In 2017-18 the scope and structure of the paper will remain unchanged.

Course description


(6 L and 4 C: Michaelmas; 10 L and 4 C: Lent)

It was an unprecedented urban network that made it possible for the Roman Empire to exist and prosper. Thousands of towns mediated between Rome and its vast imperial hinterland as they channelled a multidirectional flow of people, goods, cults, ideas and activities. The vast amount of evidence accumulated by archaeologists about Roman urban sites, which has been enhanced in recent years through improved techniques of survey and excavation, has therefore provided a great deal of insight into the functioning of the Roman Empire as such. This course will therefore explore the development of Roman urban culture and the variety of forms it took across space and time, engaging with the diverse interpretations that have since been proposed towards explaining its complex dynamics. By exploring a series of relevant case studies from across the Mediterranean (from Archaic Rome to Augustan Athens, from the earlier Republican colonies of Italy to the Imperial foundations of Northern Africa), these questions will be approached by adopting two broad perspectives: a) we will consider how archaeology can contribute to the understanding of Roman urbanism by looking at different types of urban site (e.g. administrative centres, military strongholds, economic nodes) and their material components (e.g. building techniques, architecture, planning); b) we will review current archaeological and historical debates about the role of cities in the Roman World and look at how these different views can be effectively reconciled into an integrated narrative of empire.

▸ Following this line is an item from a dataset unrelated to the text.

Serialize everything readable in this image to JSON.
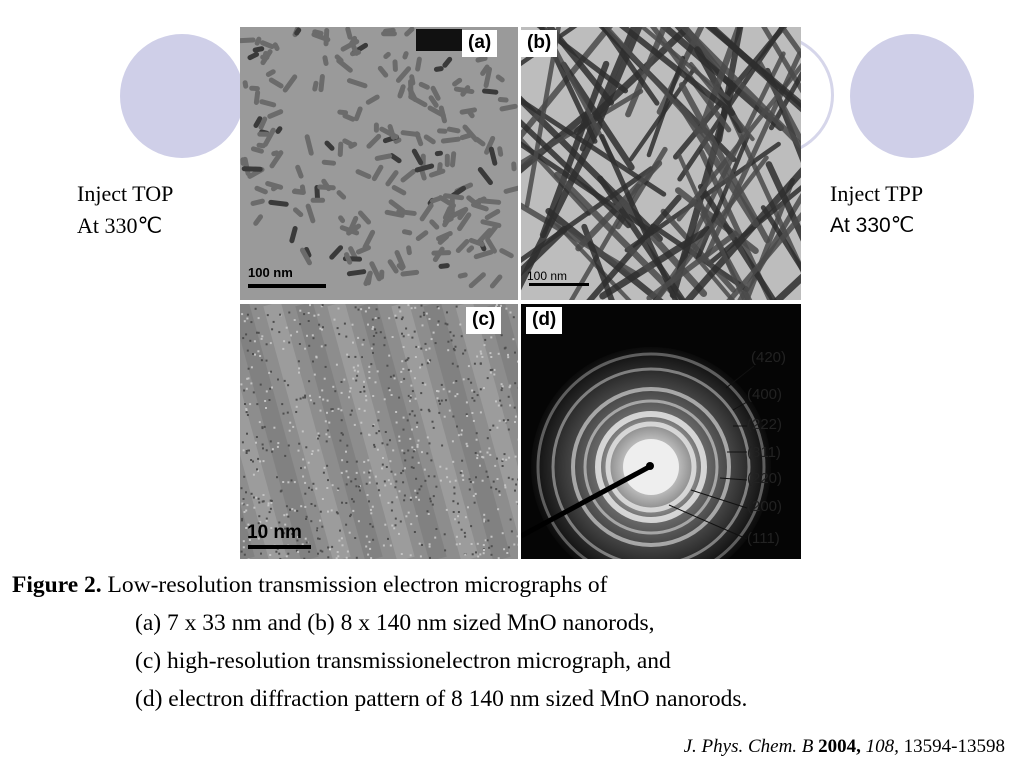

Preliminary readings: E. Fentress (ed.), Romanization and the City (Portsmouth, 2000); R. Laurence, S. Esmonde Cleary and G. Sears (eds.), The City in the Roman West (Cambridge, 2011); H.M. Parkins (ed.), Roman urbanism: beyond the consumer city (London, 1997); J. Rich and A. Wallace-Hadrill (ed.), City and Country in the Ancient World (London, 1991).


General Course


(8 C: Lent)

See under ‘General Courses’ and ‘Graduate Courses’. Interested students are encouraged to attend the introductory meeting (date to be confirmed).